When you stumble shell-shocked from a nine-year long relationship that has exploded in betrayal, you lose things. Not just all the obvious things such as trust, self-confidence and a belief in love. You lose everything you once enjoyed sharing together. You lose places and favourite meals. You lose the comedies you both laughed at and you lose music.
One of the reasons for this is that music is time travel. You can hear a song and be instantly transported to the moment it became resonant and meaningful. A song is able to contain such a powerful emotional charge that it can fold any amount of time and space. The soundtrack to your life is also the map which records all the temporal wormholes into your past.
For me Suicide Is Painless is both a chart of the direct route and mode of transportation to The Deanes School disco in 1982. My first slow dance with Elaine Steel. The revelatory feeling as the soft curve of breast pressed into me. The flair of nascent hormones. Temple of Love takes me to the goth crowd surge of the Pink Toothbrush. The Soul Of Carmen Miranda and I am in The Back Room with The Dove, clinking bottles of Mexican beer.
Losing music hurts a lot. In the painful aftermath of Anne-Marie Forker*, I lost the ability to listen to a host of music that I had once thrilled to. I lost The Beatles and The Pixies. I lost a lot of bands and I lost Pulp.
Of course I still had Jarvis Cocker because he himself has lost Pulp. He was still as witty and angry as ever. Breaking my heart with Everyone Loves The Underdog. Moving on from parading pithy comments about the working class to actually attacking the philosophies of power structures exploiting them on Running The World. His Quantum Theory, with lyrics about slipping into parallel dimensions where things turn out differently, made me teary.
However, it was Jarvis solo. Fresh songs, none of memory baggage or danger of temporal slipping that came with Pulp. Dancing with Surreal Girl to Jarvis at the Shepherds Bush Empire was joyous. Walking hand-in-hand from gig to Tube, it was clear that not only was Jarvis undimmed, so was I. There were no ghosts and my heart was full of love.

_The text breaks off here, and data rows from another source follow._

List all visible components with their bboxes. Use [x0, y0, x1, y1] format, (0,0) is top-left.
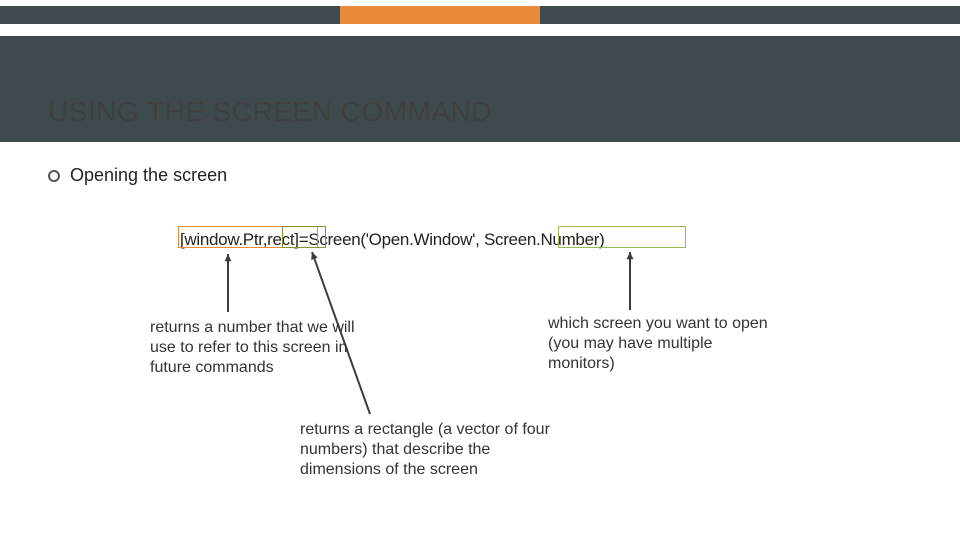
- slide: USING THE SCREEN COMMAND Opening the scr…: [0, 0, 960, 540]
- callout-bottom: returns a rectangle (a vector of four nu…: [300, 420, 550, 480]
- callout-right: which screen you want to open (you may h…: [548, 314, 778, 374]
- callout-left: returns a number that we will use to ref…: [150, 318, 380, 378]
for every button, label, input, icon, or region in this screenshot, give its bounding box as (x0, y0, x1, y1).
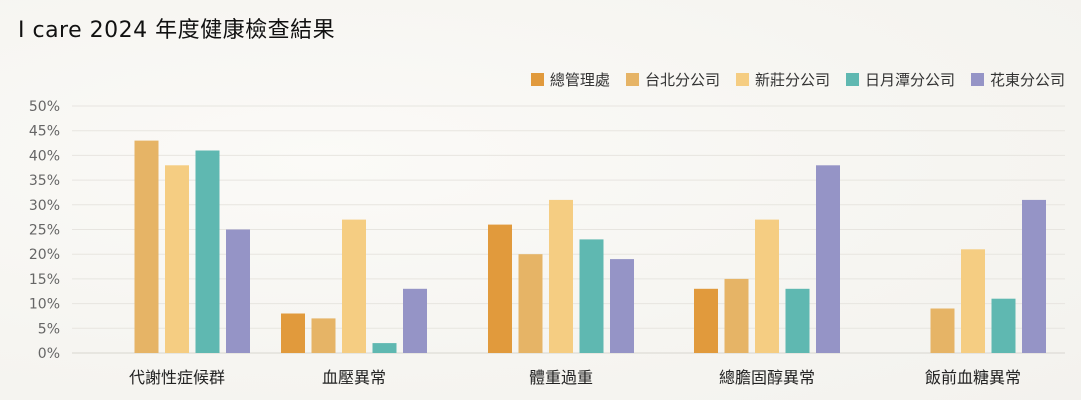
bar[interactable] (724, 278, 749, 353)
y-tick-label: 10% (29, 297, 60, 313)
bar[interactable] (342, 219, 366, 353)
y-tick-label: 40% (29, 148, 60, 164)
bar[interactable] (755, 219, 779, 353)
legend-swatch (970, 73, 984, 86)
bar[interactable] (961, 249, 985, 353)
x-category-label: 總膽固醇異常 (719, 368, 815, 387)
y-tick-label: 0% (38, 346, 60, 362)
bar[interactable] (694, 288, 718, 353)
legend-item[interactable]: 新莊分公司 (735, 69, 830, 90)
chart-legend: 總管理處 台北分公司 新莊分公司 日月潭分公司 花東分公司 (530, 69, 1065, 90)
bar[interactable] (579, 239, 604, 353)
legend-item[interactable]: 花東分公司 (970, 69, 1065, 90)
x-category-label: 體重過重 (529, 368, 593, 387)
y-tick-label: 45% (29, 124, 60, 140)
x-category-label: 飯前血糖異常 (925, 368, 1021, 387)
x-category-label: 代謝性症候群 (129, 368, 225, 387)
bar[interactable] (610, 259, 634, 353)
bar[interactable] (195, 150, 220, 354)
bar[interactable] (403, 288, 427, 353)
legend-swatch (530, 73, 544, 86)
legend-label: 台北分公司 (644, 71, 720, 89)
y-tick-label: 20% (29, 247, 60, 263)
legend-label: 總管理處 (549, 71, 610, 89)
legend-swatch (845, 73, 859, 86)
legend-label: 日月潭分公司 (864, 71, 955, 89)
legend-label: 花東分公司 (989, 71, 1065, 89)
y-tick-label: 50% (29, 99, 60, 115)
bar[interactable] (488, 224, 512, 353)
y-tick-label: 35% (29, 173, 60, 189)
bar[interactable] (226, 229, 250, 354)
legend-item[interactable]: 日月潭分公司 (845, 69, 955, 90)
bar[interactable] (549, 199, 573, 353)
bar[interactable] (134, 140, 159, 353)
legend-swatch (735, 73, 749, 86)
y-tick-label: 30% (29, 198, 60, 214)
bar[interactable] (518, 254, 543, 353)
x-category-label: 血壓異常 (322, 368, 386, 387)
bar[interactable] (1022, 199, 1046, 353)
bar[interactable] (281, 313, 305, 354)
legend-swatch (625, 73, 639, 86)
bar[interactable] (930, 308, 955, 354)
chart-title: I care 2024 年度健康檢查結果 (18, 18, 336, 43)
bar[interactable] (372, 343, 397, 353)
y-tick-label: 15% (29, 272, 60, 288)
legend-item[interactable]: 台北分公司 (625, 69, 720, 90)
bar[interactable] (785, 288, 810, 353)
y-tick-label: 5% (38, 321, 60, 337)
bar[interactable] (991, 298, 1016, 353)
bar[interactable] (165, 165, 189, 353)
bar[interactable] (816, 165, 840, 353)
legend-item[interactable]: 總管理處 (530, 69, 610, 90)
legend-label: 新莊分公司 (754, 71, 830, 89)
y-tick-label: 25% (29, 223, 60, 239)
bar[interactable] (311, 318, 336, 353)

Everything was fine except I still missed Pulp. Missed a treasury of songs with killer choruses and acerbic, funny lyrics about things that mattered. The music I was afraid to listen to because of the past, was music that meant still meant something to me beyond the awful emotional entanglements it had picked up along the way.
Reclaiming Pulp started with discovering songs I had failed to hear first time around. A whole range of stunning B-sides and tracks for films completely new to my ears. Unsoiled songs with no temporal connections.
Cocaine Socialism was the first – a scathing attack on New Labour attitudes once they were ensconced in Whitehall. For someone who became a political lobbyist in 1997, it caught everything I had felt at the time. It was as much an anthem for me as David’s Last Summer or Common People had ever been.
By the time I was dancing to tracks as obscure as This Boy’s Evil, I knew I was ready to take back whole lost albums such as Different Class and This Is Hardcore. This was music too good to be ruined by painful memories. It was a blissful shock to listen to all those songs I once loved, but had been avoiding. I now know that relationship revenants are easily exorcised from musical entanglement by a combination of current happiness and secure love.
Now Pulp themselves are back. The old gang reunited. Hopefully they will on form and able to score a soundtrack of popular discontent. Able to create new anthems for this callous ConDem Nation. This coming summer could be the season in which Jarvis delivers his most powerful kicking against the pricks yet. After all, there are an awful lot of public school boys, mendacious manipulators and bullies in power to aim for these days.
In July, Surreal Girl and I will throw down a blanket in Hyde Park. Stepping around our picnic of home-baked sausage pie and strong Spanish wine, we will dance and kiss. She will hold me as I bask in the warmth of her skin.
Pulp will play into ears free from the fear of past hurt. Songs reborn to accompany the new trajectories of history. Songs creating a whole new network of memories; time travel tunnels back to this moment. Songs slotted back into their rightful place in the soundtrack of my life.
*Or as she is known in our home these days and in this blog from now on, FK.
6 comments:
A stunningly Beautiful piece, joyous and strong. The Love you share conquers all and this is testament to it..
Dude, aptly put even for a Chicago boy where the rage of the machine beats in time to the pain of living.
We had Rage at The Pink Toothbrush ...
Sounds to me like an emotional fait accompli that has been long deserved and because of Surreal Girl's naturally, firm footing. A most enjoyable kind.
Gucci Muse
Hmmm, the Pink Toothbrush was called Crocs when I was in my teens. I return to its dark and dingy interior with my dear departed lost love whenever I hear "A Forest" by The Cure. Truly a time tunnel to my Gothic past ;)
Crocs – when it hosted the first ever live gigs by the likes of Depeche Mode and Yazoo. It is a powerful place for temporal echoes. All those teenage traumas and dreams soaked into the dance floor. Strangely, their used to be a painting of me with a clock drawn on my face in the Toothbrush.